Amone engendra Josias,

Josias engendra Jékonias et ses frères

à l’époque de l’exil à Babylone.


Après l’exil à Babylone,

Jékonias engendra Salathiel,

Salathiel engendra Zorobabel,

Zorobabel engendra Abioud

Abioud engendra Éliakim,

Éliakim engendra Azor,

Azor engendra Sadok,

Sadok engendra Akim,

Akim engendra Élioud,

Élioud engendra Éléazar,

Éléazar engendra Mattane,

Mattane engendra Jacob,

Jacob engendra Joseph, l’époux de Marie,

de laquelle fut engendré Jésus,

que l’on appelle Christ.


Voici comment fut engendré Jésus Christ :

Marie, sa mère, avait été accordée en mariage à Joseph ;

avant qu’ils aient habité ensemble,

elle fut enceinte

par l’action de l’Esprit Saint.

Joseph, son époux,

qui était un homme juste,

et ne voulait pas la dénoncer publiquement,

décida de la renvoyer en secret.

Comme il avait formé ce projet,

voici que l’ange du Seigneur

lui apparut en songe et lui dit :

« Joseph, fils de David,

ne crains pas de prendre chez toi Marie, ton épouse,

puisque l’enfant qui est engendré en elle

vient de l’Esprit Saint ;

elle enfantera un fils,

et tu lui donneras le nom de Jésus

(c’est-à-dire : Le-Seigneur-sauve),

car c’est lui qui sauvera son peuple de ses péchés. »


Tout cela est arrivé

pour que soit accomplie

la parole du Seigneur prononcée par le prophète :

Voici que la Vierge concevra,

et elle enfantera un fils ;

on lui donnera le nom d’Emmanuel,

qui se traduit : « Dieu-avec-nous ».


– Acclamons la Parole de Dieu.



Homélie


Aujourd’hui 8 septembre, l’Église célèbre l’anniversaire de Marie. Comme on ne connaît ni le jour ni le mois de sa naissance, on a choisi un peu arbitrairement le 8 septembre. En fait, le 8 septembre, c’est le jour de la consécration d’une église qui a été construite au VIème siècle sur le lieu supposé de la naissance de Marie, à Jérusalem.

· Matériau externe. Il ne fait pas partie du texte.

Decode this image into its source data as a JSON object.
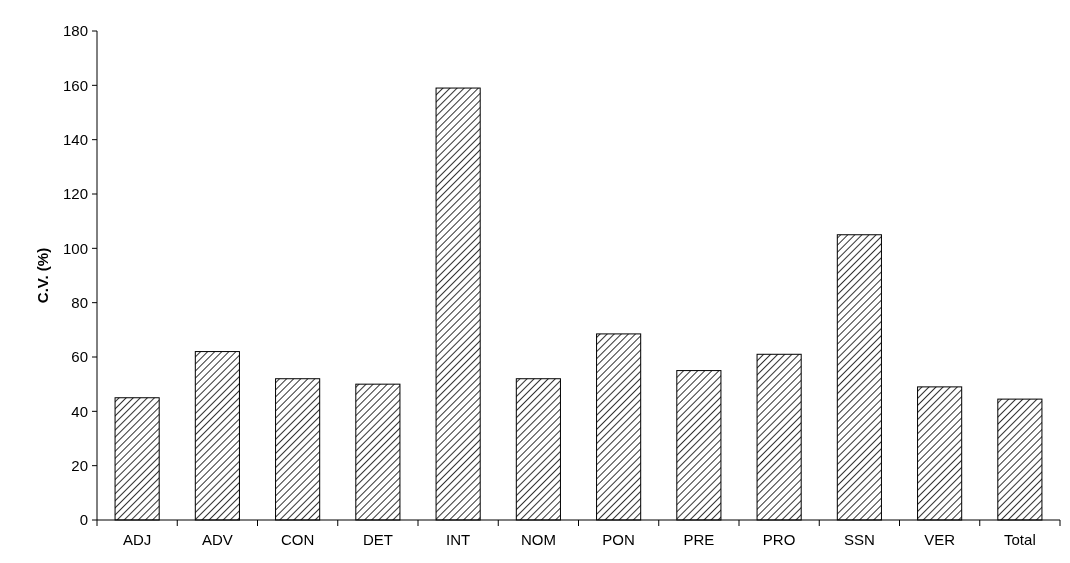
{
  "chart_data": {
    "type": "bar",
    "ylabel": "C.V. (%)",
    "categories": [
      "ADJ",
      "ADV",
      "CON",
      "DET",
      "INT",
      "NOM",
      "PON",
      "PRE",
      "PRO",
      "SSN",
      "VER",
      "Total"
    ],
    "values": [
      45,
      62,
      52,
      50,
      159,
      52,
      68.5,
      55,
      61,
      105,
      49,
      44.5
    ],
    "color": "#000000",
    "ylim": [
      0,
      180
    ],
    "yticks": [
      0,
      20,
      40,
      60,
      80,
      100,
      120,
      140,
      160,
      180
    ],
    "grid": false
  }
}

Pourquoi célébrer l’anniversaire de Marie ? Pendant longtemps, on ne l’a pas fait. Il n’y avait qu’un seul anniversaire qui nous intéressait : celui de Jésus. Noël. Dieu qui devient homme. Ca, c’est du lourd. Si Dieu s’est fait homme, cela veut dire que la divinité peut habiter dans l’humanité et que l’humanité peut demeurer dans la divinité. Cela veut dire que peuvent cohabiter en un même point de l’univers le limité et l’infini, la fragilité et la toute-puissance, la mort et la vie éternelle, notre humanité blessée et la gloire de Dieu. Si Dieu s’est fait homme ne serait-ce qu’une fois - et il l’a fait en la personne de Jésus-Christ - alors nous savons que Dieu peut demeurer pareillement en chacun de nous. C’est techniquement possible ; maintenant, nous le savons.

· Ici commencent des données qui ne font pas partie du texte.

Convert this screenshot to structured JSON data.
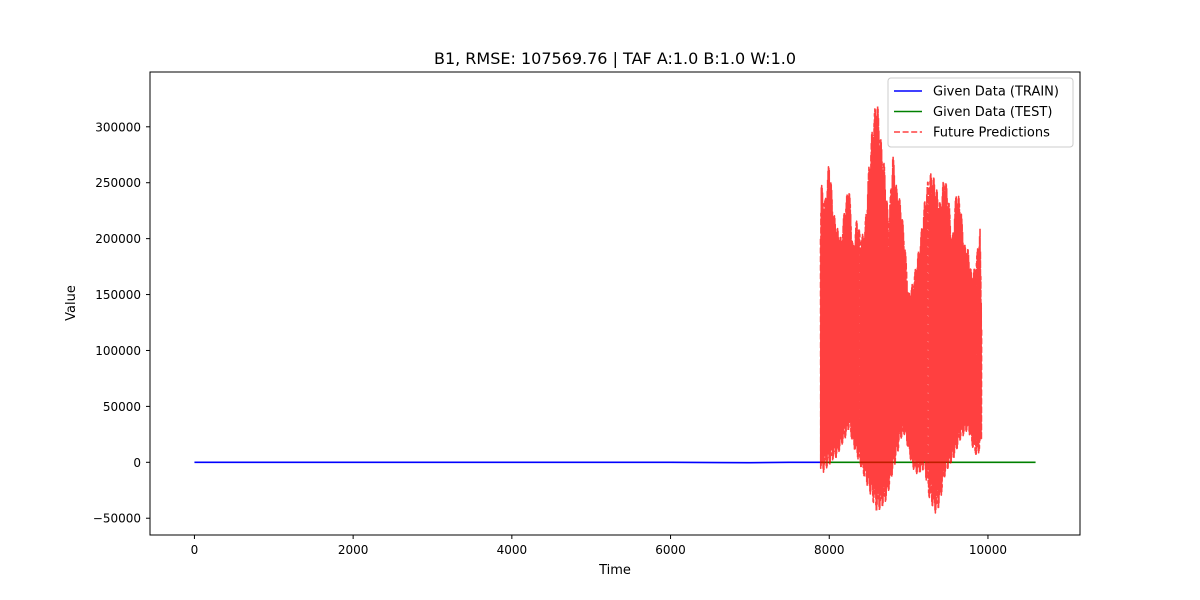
{
  "chart_data": {
    "type": "line",
    "title": "B1, RMSE: 107569.76 | TAF A:1.0 B:1.0 W:1.0",
    "xlabel": "Time",
    "ylabel": "Value",
    "xlim": [
      -560,
      11160
    ],
    "ylim": [
      -65000,
      349000
    ],
    "xticks": [
      0,
      2000,
      4000,
      6000,
      8000,
      10000
    ],
    "yticks": [
      -50000,
      0,
      50000,
      100000,
      150000,
      200000,
      250000,
      300000
    ],
    "grid": false,
    "legend_position": "top-right",
    "series": [
      {
        "name": "Given Data (TRAIN)",
        "color": "#0000ff",
        "style": "solid",
        "x": [
          0,
          1000,
          2000,
          3000,
          4000,
          5000,
          6000,
          6600,
          7000,
          7500,
          7890
        ],
        "y": [
          0,
          0,
          0,
          0,
          0,
          0,
          0,
          -200,
          -300,
          0,
          0
        ]
      },
      {
        "name": "Given Data (TEST)",
        "color": "#008000",
        "style": "solid",
        "x": [
          7890,
          8500,
          9000,
          9500,
          10000,
          10600
        ],
        "y": [
          0,
          0,
          0,
          0,
          0,
          0
        ]
      },
      {
        "name": "Future Predictions",
        "color": "#ff0000",
        "style": "dashed",
        "x": [
          7890,
          7900,
          7920,
          7950,
          8000,
          8050,
          8100,
          8150,
          8200,
          8250,
          8300,
          8350,
          8400,
          8450,
          8500,
          8550,
          8600,
          8650,
          8700,
          8750,
          8800,
          8850,
          8900,
          8950,
          9000,
          9050,
          9100,
          9150,
          9200,
          9250,
          9300,
          9350,
          9400,
          9450,
          9500,
          9550,
          9600,
          9650,
          9700,
          9750,
          9800,
          9850,
          9900,
          9920
        ],
        "upper": [
          220000,
          252000,
          240000,
          235000,
          272000,
          225000,
          210000,
          200000,
          232000,
          248000,
          192000,
          220000,
          200000,
          210000,
          265000,
          305000,
          327000,
          290000,
          262000,
          212000,
          278000,
          245000,
          232000,
          200000,
          150000,
          160000,
          178000,
          200000,
          232000,
          255000,
          260000,
          245000,
          232000,
          258000,
          240000,
          200000,
          242000,
          235000,
          195000,
          190000,
          165000,
          180000,
          210000,
          125000
        ],
        "lower": [
          -5000,
          -8000,
          -10000,
          -6000,
          -3000,
          2000,
          5000,
          15000,
          20000,
          30000,
          15000,
          5000,
          -5000,
          -15000,
          -25000,
          -35000,
          -45000,
          -42000,
          -38000,
          -25000,
          -10000,
          5000,
          20000,
          25000,
          10000,
          -5000,
          -10000,
          -10000,
          -5000,
          -30000,
          -40000,
          -47000,
          -35000,
          -15000,
          -5000,
          0,
          10000,
          20000,
          25000,
          30000,
          15000,
          5000,
          10000,
          20000
        ]
      }
    ]
  }
}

Voilà pourquoi l’anniversaire de la naissance du Christ a tant d’importance à nos yeux. Noël, c’est la condition de possibilité de notre salut. Si Dieu n’était pas venu partager notre condition humaine, nous n’aurions aucun espoir fondé de pouvoir recevoir en nous la vie divine et ainsi survivre à notre mort, jusque dans l’éternité.


L’anniversaire de Marie, c’est d’un autre ordre. En un sens, c’est moins important. J’espère que Marie ne m’en voudra pas de dire cela. Pendant quatre siècles, les premiers chrétiens n’ont pas pensé à le fêter.


Et puis, ils se sont dit : “rien n’aurait été possible sans Marie, sans son “oui” à la naissance du Christ en elle”. Fêter l’anniversaire de Marie, c’est donc se souvenir du tout début, c’est fêter le commencement du commencement, la naissance qui annonce la naissance…


Un jour, d’ailleurs, l’Église dira : “On peut remonter plus loin, encore ! Avant la naissance de Marie, il y a sa conception dans le ventre de sa propre mère, neuf mois avant... Le 8 décembre, donc. Solennité de l’immaculée conception !”


C’est un jeu sans fin... Nous pourrions remonter toute la généalogie de Marie à travers les âges et nous émerveiller de toutes les conceptions et de toutes les naissances qui ont précédé, en nous exclamant à chaque fois : “C’est merveilleux ! Sans cette naissance, il n’y aurait pas eu le Christ. Sans cette naissance, Dieu ne serait pas venu en notre chair et nous n’aurions aucune espérance de salut”.


Je crois que cette fête - la Nativité de Marie - c’est l’occasion pour nous de suivre le même cheminement de pensée que celui des premiers chrétiens et de nous réjouir de nos propres commencements : je veux parler de toutes ces conceptions et ces naissances qui ont eu lieu avant nous et sans lesquelles nous n’aurions reçu ni la vie, ni la vie éternelle. Pensons à nos parents, à nos grands-parents, à la longue chaîne de vie qui nous précède.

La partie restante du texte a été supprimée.